With increasing natural disasters, including floods, storms and droughts, hitting the continent, more people in Africa are likely to be displaced, creating a challenge for governments, the UN warns.
Displacement caused by natural disasters, said John Holmes, the UN Under-Secretary-General for Humanitarian Affairs and Emergency Relief Coordinator, promised to be one of the greatest challenges African countries would face.
“As many countries… know from recent painful experiences, climate change is already increasing the frequency and intensity of extreme hazard events, particularly floods, storms and droughts,” Holmes told an African Union (AU) summit in the Ugandan capital, Kampala, on 22 October.
In 2008, Africa reported 104 natural disasters, of which 99 percent were climate-related, according to the UN Office for the Coordination of Humanitarian Affairs (OCHA).
Over the past 20 years, the population of Africans affected by natural disasters doubled from nine million in 1989 to 16.7 million in 2008. Of all the disasters on the continent, 75 percent were a result of drought.
“By 2020, rain-fed agriculture is expected to have reduced by half because of shifting rainfall patterns, scattering millions of people across the continent in search [of] new livelihoods,” Holmes said.
The meeting is discussing a draft convention for the protection and assistance of internally displaced persons and a declaration on refugees, returnees and the internally displaced.
The convention is the first such global document that aims to comprehensively address the problems of Africa’s 12 million IDPs.

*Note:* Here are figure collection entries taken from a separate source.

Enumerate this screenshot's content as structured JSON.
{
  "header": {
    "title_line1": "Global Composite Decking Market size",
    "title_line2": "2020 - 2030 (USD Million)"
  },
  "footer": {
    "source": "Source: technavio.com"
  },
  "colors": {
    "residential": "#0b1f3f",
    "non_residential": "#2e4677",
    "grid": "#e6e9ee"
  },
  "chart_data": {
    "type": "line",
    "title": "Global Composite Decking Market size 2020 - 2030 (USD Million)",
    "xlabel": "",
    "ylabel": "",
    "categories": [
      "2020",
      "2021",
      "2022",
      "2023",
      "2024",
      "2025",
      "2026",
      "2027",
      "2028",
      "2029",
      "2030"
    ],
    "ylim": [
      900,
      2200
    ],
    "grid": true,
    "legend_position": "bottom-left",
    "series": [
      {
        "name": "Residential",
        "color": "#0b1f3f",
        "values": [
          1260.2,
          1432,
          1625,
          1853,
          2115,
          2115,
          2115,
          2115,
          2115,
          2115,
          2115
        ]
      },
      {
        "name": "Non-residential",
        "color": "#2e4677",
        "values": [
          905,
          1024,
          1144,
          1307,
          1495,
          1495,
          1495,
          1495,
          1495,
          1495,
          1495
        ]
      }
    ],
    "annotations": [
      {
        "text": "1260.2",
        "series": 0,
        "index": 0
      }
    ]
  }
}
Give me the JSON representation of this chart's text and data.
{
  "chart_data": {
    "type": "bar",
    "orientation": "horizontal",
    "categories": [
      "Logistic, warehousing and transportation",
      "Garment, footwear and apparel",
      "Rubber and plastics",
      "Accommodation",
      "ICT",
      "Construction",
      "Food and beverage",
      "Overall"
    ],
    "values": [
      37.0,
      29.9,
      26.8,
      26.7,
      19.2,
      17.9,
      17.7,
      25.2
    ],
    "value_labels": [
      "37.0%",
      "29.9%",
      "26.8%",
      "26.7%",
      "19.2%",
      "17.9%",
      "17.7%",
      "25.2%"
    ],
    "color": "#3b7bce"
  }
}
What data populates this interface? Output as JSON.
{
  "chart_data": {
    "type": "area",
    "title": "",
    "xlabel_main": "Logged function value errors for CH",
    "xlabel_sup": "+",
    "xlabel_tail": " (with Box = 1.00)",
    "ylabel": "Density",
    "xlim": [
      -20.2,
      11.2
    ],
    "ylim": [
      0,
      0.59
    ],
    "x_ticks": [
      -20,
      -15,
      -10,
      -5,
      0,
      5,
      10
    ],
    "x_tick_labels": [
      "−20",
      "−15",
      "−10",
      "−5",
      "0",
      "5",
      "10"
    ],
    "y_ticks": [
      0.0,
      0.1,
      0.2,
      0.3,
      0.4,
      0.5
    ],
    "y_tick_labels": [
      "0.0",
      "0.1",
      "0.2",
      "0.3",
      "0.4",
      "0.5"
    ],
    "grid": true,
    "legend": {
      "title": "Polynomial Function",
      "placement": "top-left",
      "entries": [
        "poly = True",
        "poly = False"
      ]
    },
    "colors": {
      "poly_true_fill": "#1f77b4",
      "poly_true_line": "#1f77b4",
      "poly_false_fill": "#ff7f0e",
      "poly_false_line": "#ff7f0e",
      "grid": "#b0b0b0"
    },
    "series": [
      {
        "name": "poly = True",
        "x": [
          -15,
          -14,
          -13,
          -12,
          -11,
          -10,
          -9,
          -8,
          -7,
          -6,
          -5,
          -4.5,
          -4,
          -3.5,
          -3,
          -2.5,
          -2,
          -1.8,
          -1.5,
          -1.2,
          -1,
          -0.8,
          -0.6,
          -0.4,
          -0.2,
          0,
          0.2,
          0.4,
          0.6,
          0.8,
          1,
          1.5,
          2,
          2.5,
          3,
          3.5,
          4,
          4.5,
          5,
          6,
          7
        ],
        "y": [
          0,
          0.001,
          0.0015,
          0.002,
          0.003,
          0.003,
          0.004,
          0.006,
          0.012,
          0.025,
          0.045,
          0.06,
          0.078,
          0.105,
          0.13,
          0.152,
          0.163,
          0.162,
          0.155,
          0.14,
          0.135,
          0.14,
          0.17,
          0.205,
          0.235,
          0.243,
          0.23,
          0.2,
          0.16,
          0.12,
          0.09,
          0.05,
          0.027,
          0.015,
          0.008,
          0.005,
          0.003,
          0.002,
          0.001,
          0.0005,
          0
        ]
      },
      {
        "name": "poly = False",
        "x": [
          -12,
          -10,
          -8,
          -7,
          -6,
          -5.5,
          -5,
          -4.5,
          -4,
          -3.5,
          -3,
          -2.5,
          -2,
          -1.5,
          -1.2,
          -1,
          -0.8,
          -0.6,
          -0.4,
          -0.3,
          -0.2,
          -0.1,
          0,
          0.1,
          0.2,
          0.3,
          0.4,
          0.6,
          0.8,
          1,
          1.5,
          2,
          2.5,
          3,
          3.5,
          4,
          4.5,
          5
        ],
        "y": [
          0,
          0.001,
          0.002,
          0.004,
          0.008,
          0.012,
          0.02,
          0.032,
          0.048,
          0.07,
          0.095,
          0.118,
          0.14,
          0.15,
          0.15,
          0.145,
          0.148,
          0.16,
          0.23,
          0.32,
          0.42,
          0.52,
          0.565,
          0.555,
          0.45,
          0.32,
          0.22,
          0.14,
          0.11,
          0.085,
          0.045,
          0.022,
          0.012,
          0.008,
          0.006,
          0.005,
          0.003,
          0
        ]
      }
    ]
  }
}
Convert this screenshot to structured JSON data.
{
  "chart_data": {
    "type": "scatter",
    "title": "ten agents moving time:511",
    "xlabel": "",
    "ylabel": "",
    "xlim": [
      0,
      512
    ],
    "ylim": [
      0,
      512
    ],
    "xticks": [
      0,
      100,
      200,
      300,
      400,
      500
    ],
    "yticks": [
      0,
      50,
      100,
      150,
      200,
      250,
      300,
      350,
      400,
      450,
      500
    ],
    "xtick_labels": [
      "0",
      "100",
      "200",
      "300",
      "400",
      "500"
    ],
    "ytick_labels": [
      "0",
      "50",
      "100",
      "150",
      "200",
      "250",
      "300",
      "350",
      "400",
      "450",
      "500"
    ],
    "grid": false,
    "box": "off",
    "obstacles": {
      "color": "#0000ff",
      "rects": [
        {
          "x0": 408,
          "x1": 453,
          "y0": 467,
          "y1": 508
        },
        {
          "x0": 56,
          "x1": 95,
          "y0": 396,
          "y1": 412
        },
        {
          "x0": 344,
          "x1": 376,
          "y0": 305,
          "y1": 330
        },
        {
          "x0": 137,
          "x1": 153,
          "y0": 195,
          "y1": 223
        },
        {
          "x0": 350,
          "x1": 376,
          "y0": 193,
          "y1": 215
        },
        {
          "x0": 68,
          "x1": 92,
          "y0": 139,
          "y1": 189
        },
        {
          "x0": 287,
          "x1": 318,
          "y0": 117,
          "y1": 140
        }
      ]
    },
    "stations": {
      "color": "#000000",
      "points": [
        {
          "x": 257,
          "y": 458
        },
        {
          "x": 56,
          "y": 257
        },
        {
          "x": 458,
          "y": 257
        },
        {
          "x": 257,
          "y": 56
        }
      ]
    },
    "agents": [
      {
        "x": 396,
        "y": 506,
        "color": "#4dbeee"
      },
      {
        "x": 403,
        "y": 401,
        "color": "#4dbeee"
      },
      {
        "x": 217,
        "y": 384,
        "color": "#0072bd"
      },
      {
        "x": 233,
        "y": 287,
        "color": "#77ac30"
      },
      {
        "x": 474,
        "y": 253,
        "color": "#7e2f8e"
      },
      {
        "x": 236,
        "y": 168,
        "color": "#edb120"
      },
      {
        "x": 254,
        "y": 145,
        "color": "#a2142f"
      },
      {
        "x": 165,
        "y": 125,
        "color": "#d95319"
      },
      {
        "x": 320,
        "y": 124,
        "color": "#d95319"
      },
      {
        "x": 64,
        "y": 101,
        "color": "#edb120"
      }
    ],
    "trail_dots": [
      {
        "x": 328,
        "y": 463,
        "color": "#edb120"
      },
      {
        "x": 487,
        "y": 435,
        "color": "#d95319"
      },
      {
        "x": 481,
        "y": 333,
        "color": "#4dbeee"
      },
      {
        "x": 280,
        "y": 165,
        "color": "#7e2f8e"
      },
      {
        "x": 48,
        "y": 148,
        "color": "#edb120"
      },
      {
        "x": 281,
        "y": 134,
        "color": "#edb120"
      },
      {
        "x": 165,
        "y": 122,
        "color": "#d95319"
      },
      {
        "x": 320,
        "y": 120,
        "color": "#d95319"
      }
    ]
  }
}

A group of IDPs in Uganda: Over the past 20 years, the population of Africans affected by natural disasters doubled from nine million in 1989 to 16.7 million in 2008. Of all the disasters on the continent, 75 percent were a result of drought
Before the meeting, civil society leaders called for concrete action on the convention, when adopted. Chris Dolan of the Uganda Refugee Law Project urged delegates to look beyond existing models of protection and assistance to IDP, refugee and returnee populations and draw from creative transitional justice practices around Africa.
“One step towards this would be to ensure that the plan of action that is put in place to implement the decisions adopted at the summit makes links between the African Union’s draft… and the policy on post-conflict reconstruction and development,” he added.
“Another will be to link… to ongoing transitional justice processes on the continent.”
At least 15 countries need to ratify the proposed convention for it to come into force, and diplomats at the summit are confident the signatures will be raised soon. Preparatory work, they added, had shown broad support across the continent.
“It is the responsibility of member states that the convention becomes a binding instrument,” Jean Ping, AU Commission chairman, told the meeting. “It is an achievement, but not an end in itself. It is a beginning.”